DFlash Speculative Decoding on VRAM-Limited GPU: A Case Study with Qwen3.5-35B

Running Large Language Models (LLMs) on local infrastructure presents a significant challenge, especially when operating with hardware that has VRAM constraints. Many organizations considering an on-premise deployment find themselves needing to balance performance with the acquisition costs of new, high-capacity GPUs. In this context, optimizing the utilization of existing resources becomes crucial to ensure data sovereignty and control over AI workloads.

A recent experiment demonstrated how these limitations can be overcome, achieving a remarkable increase in token generation performance. The test involved a 35-billion-parameter LLM, Qwen3.5-35B-A3B, running on an NVIDIA RTX 2080 SUPER GPU equipped with only 8GB of VRAM, a configuration typically considered insufficient for models of this size. Success was achieved through the implementation of DFlash speculative decoding within the llama.cpp framework, combined with a strategy of offloading MoE experts to the CPU.

Technical Details and Optimization Strategies

The cornerstone of this setup lies in the adoption of DFlash speculative decoding, a technique that accelerates the token generation process by using a smaller, faster "draft" model to predict upcoming token sequences. These predictions are then validated in parallel by the main model, reducing the overall inference time. In this specific case, the main Qwen3.5-35B-A3B model was quantized to Q5_K_M, with a size of approximately 24.44 GiB, well beyond the available VRAM capacity.

To overcome this limitation, a strategic combination of techniques was employed.
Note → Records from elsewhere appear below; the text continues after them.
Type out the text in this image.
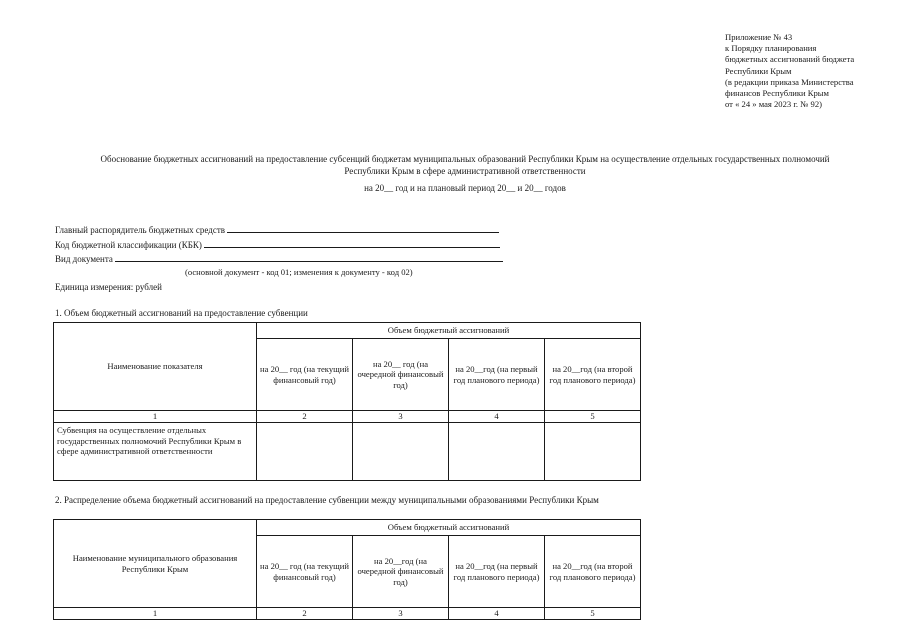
Приложение № 43
к Порядку планирования
бюджетных ассигнований бюджета
Республики Крым
(в редакции приказа Министерства
финансов Республики Крым
от « 24 » мая 2023 г. № 92)
Обоснование бюджетных ассигнований на предоставление субсенций бюджетам муниципальных образований Республики Крым на осуществление отдельных государственных полномочий
Республики Крым в сфере административной ответственности
на 20__ год и на плановый период 20__ и 20__ годов
Главный распорядитель бюджетных средств
Код бюджетной классификации (КБК)
Вид документа
(основной документ - код 01; изменения к документу - код 02)
Единица измерения: рублей
1. Объем бюджетный ассигнований на предоставление субвенции
Наименование показателя	Объем бюджетный ассигнований			
	на 20__ год (на текущий финансовый год)	на 20__ год (на очередной финансовый год)	на 20__год (на первый год планового периода)	на 20__год (на второй год планового периода)
1	2	3	4	5
Субвенция на осуществление отдельных государственных полномочий Республики Крым в сфере административной ответственности				
2. Распределение объема бюджетный ассигнований на предоставление субвенции между муниципальными образованиями Республики Крым
Наименование муниципального образования Республики Крым	Объем бюджетный ассигнований			
	на 20__ год (на текущий финансовый год)	на 20__год (на очередной финансовый год)	на 20__год (на первый год планового периода)	на 20__год (на второй год планового периода)
1	2	3	4	5
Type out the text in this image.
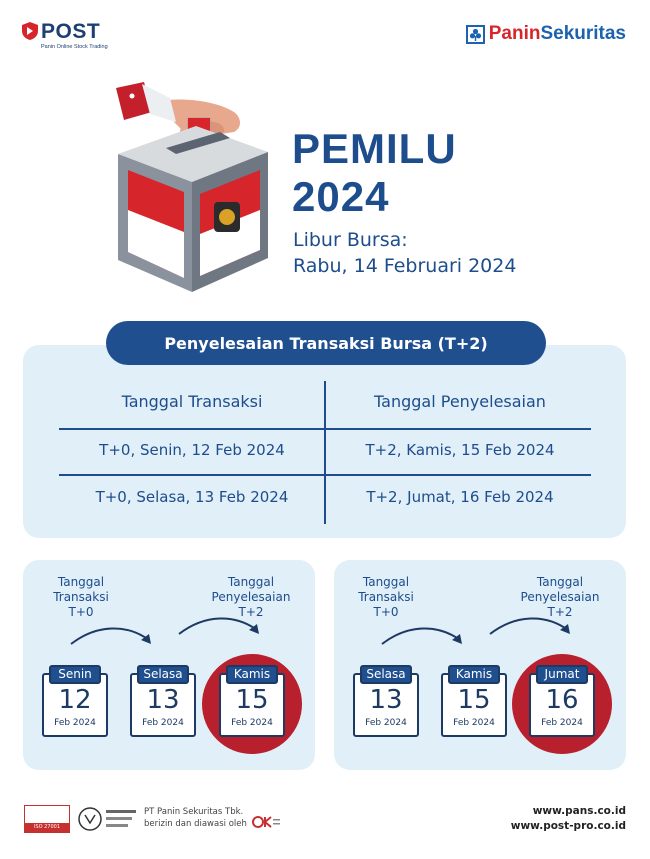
POST
Panin Online Stock Trading
PaninSekuritas
PEMILU
2024
Libur Bursa:
Rabu, 14 Februari 2024
Penyelesaian Transaksi Bursa (T+2)
Tanggal Transaksi	Tanggal Penyelesaian
T+0, Senin, 12 Feb 2024	T+2, Kamis, 15 Feb 2024
T+0, Selasa, 13 Feb 2024	T+2, Jumat, 16 Feb 2024
Tanggal
Transaksi
T+0
Tanggal
Penyelesaian
T+2
Senin
12
Feb 2024
Selasa
13
Feb 2024
Kamis
15
Feb 2024
Tanggal
Transaksi
T+0
Tanggal
Penyelesaian
T+2
Selasa
13
Feb 2024
Kamis
15
Feb 2024
Jumat
16
Feb 2024
ISO 27001 CERTIFIED
PT Panin Sekuritas Tbk.
berizin dan diawasi oleh
www.pans.co.id
www.post-pro.co.id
The main model, being a Mixture of Experts (MoE), allowed for offloading a portion of the experts to the CPU, freeing up valuable VRAM. The DFlash "draft" model, a Qwen3.5-35B-A3B-DFlash Q4_K_M, was significantly smaller, with approximately 474 million parameters and a size of only 267.8 MiB, enabling its full loading onto the GPU. Optimization also required fine-tuning llama.cpp configuration parameters, such as -ncmoe for MoE expert management and --draft-max for the maximum length of draft model predictions, identifying the "sweet spots" to maximize efficiency.

Performance and Implications for On-Premise Deployment

The experimental results were significant. Starting from a baseline of approximately 26.8 tokens/s without DFlash, the implementation of speculative decoding boosted the generation speed to about 35.6-35.8 tokens/s. This translates to a performance gain of approximately 33-34%, a substantial increase for inference workloads. The high acceptance rate of the draft model's predictions, at 99.302% with a --draft-max of 6, confirms the effectiveness of the technique.

These data have direct implications for companies evaluating on-premise LLM deployments. They demonstrate that competitive performance can be achieved even with older hardware or limited VRAM, extending the lifecycle of existing infrastructure and reducing the Total Cost of Ownership (TCO). The ability to run complex models locally strengthens data sovereignty, compliance, and security, critical aspects for regulated industries or air-gapped environments. For those evaluating analytical frameworks for on-premise deployment, AI-RADAR offers in-depth resources and analysis on /llm-onpremise to better understand these trade-offs.

Future Outlook and Considerations

The success of this experiment underscores the value of innovation in Open Source frameworks like llama.cpp and optimization techniques such as speculative decoding. The ability to run large LLMs on consumer or mid-range hardware opens new opportunities for the development and deployment of AI applications in edge contexts or with limited budgets.

It is important to note that optimization requires careful calibration of parameters and a deep understanding of the interactions between the model, hardware, and framework. While the results are promising, research and development in this field are constantly evolving, with new quantization techniques and model architectures continually emerging. This case study offers a concrete example of how software engineering can unlock the potential of existing hardware, making AI more accessible and controllable.